19-✴Yeni Ev✴

21.5K 608 360
                                    


Dünyayı anlayabilmek uğruna yaşıyorum. Ama dünya bir kez olsun beni anlamadı neden?

BTS ~ Always~
____________________💦

"Neden Ali'nin odasındaydın Efsun?"

Cevap veremedim sessiz kalarak, endişeyle gözlerine bakakaldım. Nasıl cevap verebilirdim ki beni yanlış anlar mıydı acaba?

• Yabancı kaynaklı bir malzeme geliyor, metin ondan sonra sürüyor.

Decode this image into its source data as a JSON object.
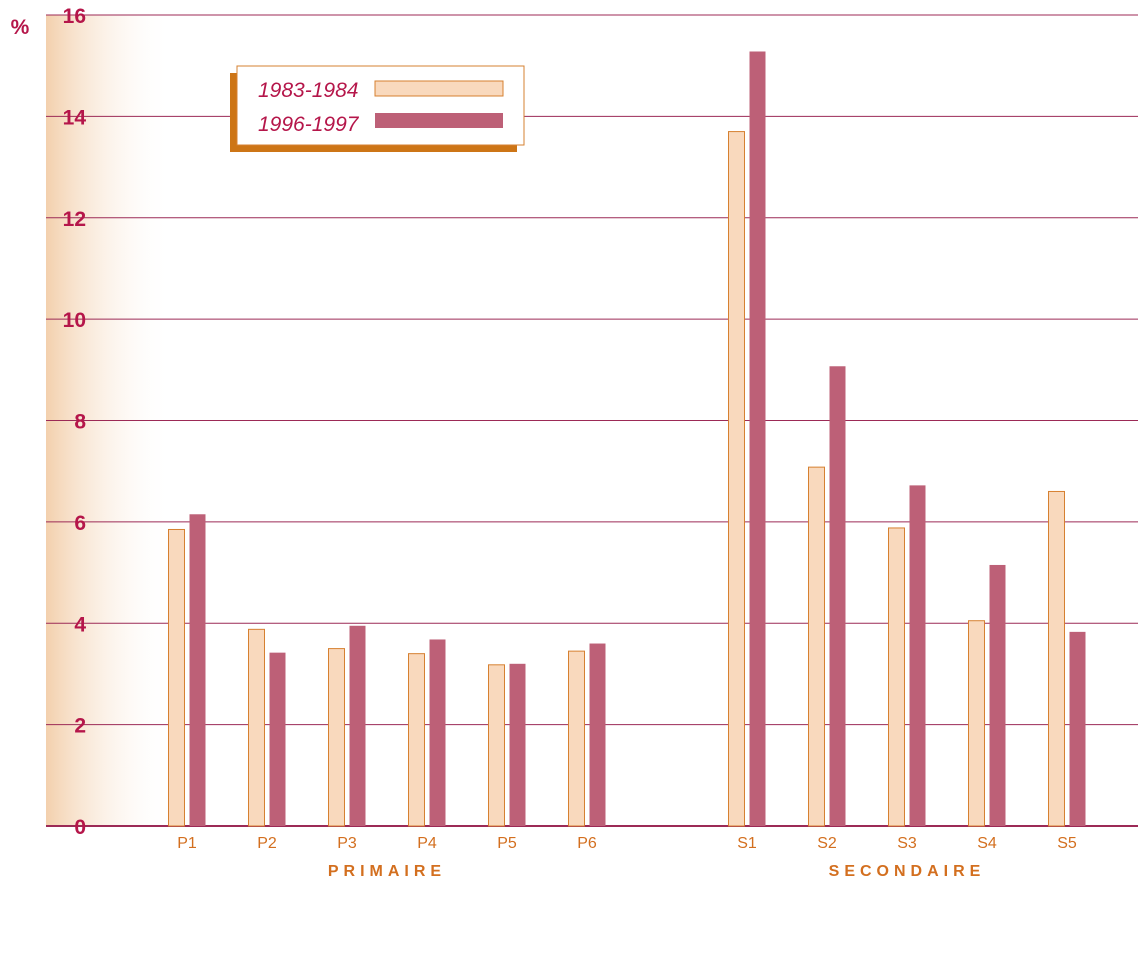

"Efsun konuşsana neden Ali'nin odasındaydın, hem Ali'nin tişörtü neden senin üzerinde?"

Yavuz sorgulu bakışlarını gözlerimden ayırmıyor cevap vermem için beni zorluyordu. Başka çarem yoktu gerçeği söylemeliydim.

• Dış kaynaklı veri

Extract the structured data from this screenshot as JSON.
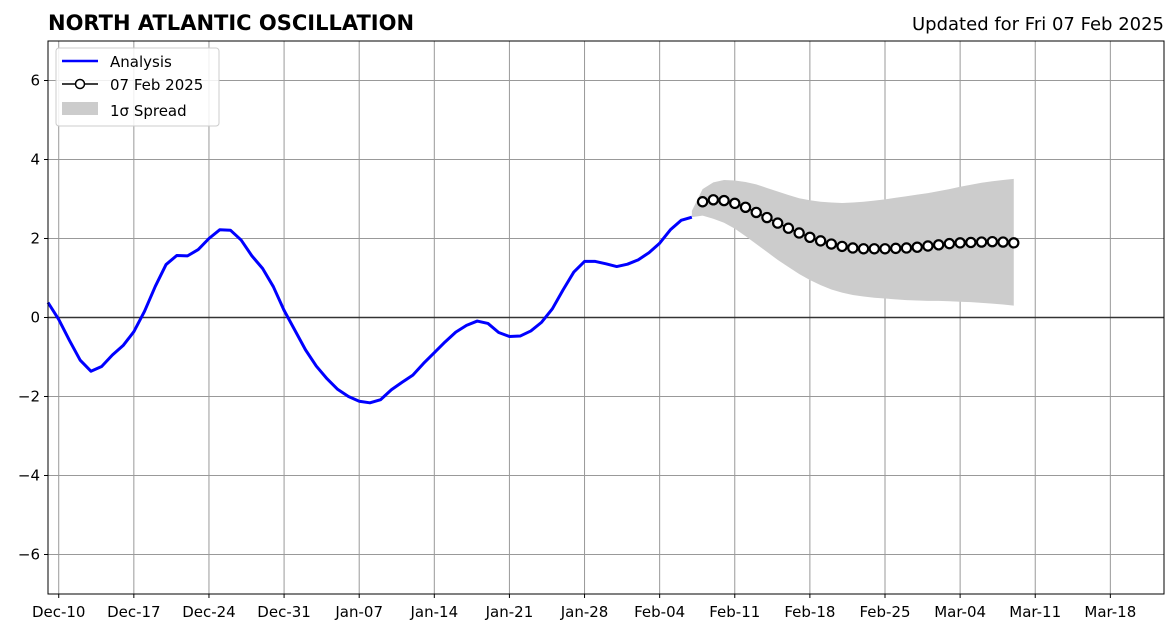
{
  "chart_data": {
    "type": "line",
    "title": "NORTH ATLANTIC OSCILLATION",
    "subtitle": "Updated for Fri 07 Feb 2025",
    "xlabel": "",
    "ylabel": "",
    "xlim": [
      "2024-12-09",
      "2025-03-23"
    ],
    "ylim": [
      -7,
      7
    ],
    "x_ticks": [
      {
        "date": "2024-12-10",
        "label": "Dec-10"
      },
      {
        "date": "2024-12-17",
        "label": "Dec-17"
      },
      {
        "date": "2024-12-24",
        "label": "Dec-24"
      },
      {
        "date": "2024-12-31",
        "label": "Dec-31"
      },
      {
        "date": "2025-01-07",
        "label": "Jan-07"
      },
      {
        "date": "2025-01-14",
        "label": "Jan-14"
      },
      {
        "date": "2025-01-21",
        "label": "Jan-21"
      },
      {
        "date": "2025-01-28",
        "label": "Jan-28"
      },
      {
        "date": "2025-02-04",
        "label": "Feb-04"
      },
      {
        "date": "2025-02-11",
        "label": "Feb-11"
      },
      {
        "date": "2025-02-18",
        "label": "Feb-18"
      },
      {
        "date": "2025-02-25",
        "label": "Feb-25"
      },
      {
        "date": "2025-03-04",
        "label": "Mar-04"
      },
      {
        "date": "2025-03-11",
        "label": "Mar-11"
      },
      {
        "date": "2025-03-18",
        "label": "Mar-18"
      }
    ],
    "y_ticks": [
      {
        "value": 6,
        "label": "6"
      },
      {
        "value": 4,
        "label": "4"
      },
      {
        "value": 2,
        "label": "2"
      },
      {
        "value": 0,
        "label": "0"
      },
      {
        "value": -2,
        "label": "−2"
      },
      {
        "value": -4,
        "label": "−4"
      },
      {
        "value": -6,
        "label": "−6"
      }
    ],
    "grid": true,
    "legend_position": "top-left",
    "series": [
      {
        "name": "Analysis",
        "style": "line",
        "color": "#0000ff",
        "points": [
          [
            "2024-12-09",
            0.38
          ],
          [
            "2024-12-10",
            -0.05
          ],
          [
            "2024-12-11",
            -0.58
          ],
          [
            "2024-12-12",
            -1.08
          ],
          [
            "2024-12-13",
            -1.36
          ],
          [
            "2024-12-14",
            -1.24
          ],
          [
            "2024-12-15",
            -0.95
          ],
          [
            "2024-12-16",
            -0.71
          ],
          [
            "2024-12-17",
            -0.36
          ],
          [
            "2024-12-18",
            0.16
          ],
          [
            "2024-12-19",
            0.79
          ],
          [
            "2024-12-20",
            1.34
          ],
          [
            "2024-12-21",
            1.57
          ],
          [
            "2024-12-22",
            1.56
          ],
          [
            "2024-12-23",
            1.72
          ],
          [
            "2024-12-24",
            2.0
          ],
          [
            "2024-12-25",
            2.22
          ],
          [
            "2024-12-26",
            2.21
          ],
          [
            "2024-12-27",
            1.96
          ],
          [
            "2024-12-28",
            1.56
          ],
          [
            "2024-12-29",
            1.24
          ],
          [
            "2024-12-30",
            0.78
          ],
          [
            "2024-12-31",
            0.18
          ],
          [
            "2025-01-01",
            -0.32
          ],
          [
            "2025-01-02",
            -0.82
          ],
          [
            "2025-01-03",
            -1.23
          ],
          [
            "2025-01-04",
            -1.55
          ],
          [
            "2025-01-05",
            -1.82
          ],
          [
            "2025-01-06",
            -2.0
          ],
          [
            "2025-01-07",
            -2.12
          ],
          [
            "2025-01-08",
            -2.16
          ],
          [
            "2025-01-09",
            -2.08
          ],
          [
            "2025-01-10",
            -1.83
          ],
          [
            "2025-01-11",
            -1.64
          ],
          [
            "2025-01-12",
            -1.46
          ],
          [
            "2025-01-13",
            -1.16
          ],
          [
            "2025-01-14",
            -0.89
          ],
          [
            "2025-01-15",
            -0.62
          ],
          [
            "2025-01-16",
            -0.37
          ],
          [
            "2025-01-17",
            -0.2
          ],
          [
            "2025-01-18",
            -0.09
          ],
          [
            "2025-01-19",
            -0.15
          ],
          [
            "2025-01-20",
            -0.38
          ],
          [
            "2025-01-21",
            -0.48
          ],
          [
            "2025-01-22",
            -0.47
          ],
          [
            "2025-01-23",
            -0.34
          ],
          [
            "2025-01-24",
            -0.12
          ],
          [
            "2025-01-25",
            0.22
          ],
          [
            "2025-01-26",
            0.7
          ],
          [
            "2025-01-27",
            1.15
          ],
          [
            "2025-01-28",
            1.42
          ],
          [
            "2025-01-29",
            1.42
          ],
          [
            "2025-01-30",
            1.36
          ],
          [
            "2025-01-31",
            1.29
          ],
          [
            "2025-02-01",
            1.35
          ],
          [
            "2025-02-02",
            1.46
          ],
          [
            "2025-02-03",
            1.64
          ],
          [
            "2025-02-04",
            1.88
          ],
          [
            "2025-02-05",
            2.22
          ],
          [
            "2025-02-06",
            2.46
          ],
          [
            "2025-02-07",
            2.54
          ]
        ]
      },
      {
        "name": "07 Feb 2025",
        "style": "line-markers",
        "color": "#000000",
        "marker_fill": "#ffffff",
        "points": [
          [
            "2025-02-08",
            2.93
          ],
          [
            "2025-02-09",
            2.98
          ],
          [
            "2025-02-10",
            2.96
          ],
          [
            "2025-02-11",
            2.89
          ],
          [
            "2025-02-12",
            2.79
          ],
          [
            "2025-02-13",
            2.66
          ],
          [
            "2025-02-14",
            2.53
          ],
          [
            "2025-02-15",
            2.39
          ],
          [
            "2025-02-16",
            2.26
          ],
          [
            "2025-02-17",
            2.14
          ],
          [
            "2025-02-18",
            2.03
          ],
          [
            "2025-02-19",
            1.94
          ],
          [
            "2025-02-20",
            1.86
          ],
          [
            "2025-02-21",
            1.8
          ],
          [
            "2025-02-22",
            1.76
          ],
          [
            "2025-02-23",
            1.74
          ],
          [
            "2025-02-24",
            1.74
          ],
          [
            "2025-02-25",
            1.74
          ],
          [
            "2025-02-26",
            1.75
          ],
          [
            "2025-02-27",
            1.76
          ],
          [
            "2025-02-28",
            1.78
          ],
          [
            "2025-03-01",
            1.81
          ],
          [
            "2025-03-02",
            1.84
          ],
          [
            "2025-03-03",
            1.87
          ],
          [
            "2025-03-04",
            1.89
          ],
          [
            "2025-03-05",
            1.9
          ],
          [
            "2025-03-06",
            1.91
          ],
          [
            "2025-03-07",
            1.92
          ],
          [
            "2025-03-08",
            1.91
          ],
          [
            "2025-03-09",
            1.89
          ]
        ]
      }
    ],
    "spread": {
      "name": "1σ Spread",
      "color": "#cccccc",
      "points": [
        [
          "2025-02-07",
          2.54,
          2.7
        ],
        [
          "2025-02-08",
          2.58,
          3.25
        ],
        [
          "2025-02-09",
          2.5,
          3.42
        ],
        [
          "2025-02-10",
          2.4,
          3.48
        ],
        [
          "2025-02-11",
          2.25,
          3.47
        ],
        [
          "2025-02-12",
          2.06,
          3.43
        ],
        [
          "2025-02-13",
          1.86,
          3.37
        ],
        [
          "2025-02-14",
          1.66,
          3.28
        ],
        [
          "2025-02-15",
          1.46,
          3.19
        ],
        [
          "2025-02-16",
          1.28,
          3.1
        ],
        [
          "2025-02-17",
          1.1,
          3.02
        ],
        [
          "2025-02-18",
          0.95,
          2.97
        ],
        [
          "2025-02-19",
          0.82,
          2.93
        ],
        [
          "2025-02-20",
          0.71,
          2.91
        ],
        [
          "2025-02-21",
          0.63,
          2.9
        ],
        [
          "2025-02-22",
          0.57,
          2.91
        ],
        [
          "2025-02-23",
          0.53,
          2.93
        ],
        [
          "2025-02-24",
          0.5,
          2.96
        ],
        [
          "2025-02-25",
          0.48,
          2.99
        ],
        [
          "2025-02-26",
          0.46,
          3.03
        ],
        [
          "2025-02-27",
          0.44,
          3.07
        ],
        [
          "2025-02-28",
          0.43,
          3.11
        ],
        [
          "2025-03-01",
          0.42,
          3.15
        ],
        [
          "2025-03-02",
          0.42,
          3.2
        ],
        [
          "2025-03-03",
          0.41,
          3.25
        ],
        [
          "2025-03-04",
          0.4,
          3.31
        ],
        [
          "2025-03-05",
          0.39,
          3.36
        ],
        [
          "2025-03-06",
          0.37,
          3.41
        ],
        [
          "2025-03-07",
          0.35,
          3.45
        ],
        [
          "2025-03-08",
          0.33,
          3.48
        ],
        [
          "2025-03-09",
          0.3,
          3.51
        ]
      ]
    }
  }
}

"Şeyy... Dün gece çok korktuğum için Ali bey'in yanında yatmak zorunda kaldım."

"Ne! Ali'nin yanında derken aynı yatakta mı?"

Hafif yükselttiği sesiyle sorduğunda ürkmeden edemedim.

"Evet çok zorladı. Yoksa ben istemiyordum."

"Bizim Ali'den bahsediyorsun
değil mi?"

"Evet."

Yavuz şaşırmış yüz ifadesiyle bana bakarken, ardından bir şey demeden yanımdan geçip Ali'nin odasına girmişti. Arkamı dönüp içeriye baktığımda yatakta oturup telefonuyla uğraşan Ali'ye doğru ilerleyerek karşısında durmuştu.

"Abi sen iyi misin?"

Yavuz'un sesiyle Ali'nin bakışları Yavuz'u bulmuştu.

"İyiyim, niye sordun?"

Yavuz başıyla beni işaret ederek;

"Efsun dün gece senin yanında uyumuş ikimizde biliyoruz ki sen bu kadar yakınlıkları sevmezsin. Neler oluyor?"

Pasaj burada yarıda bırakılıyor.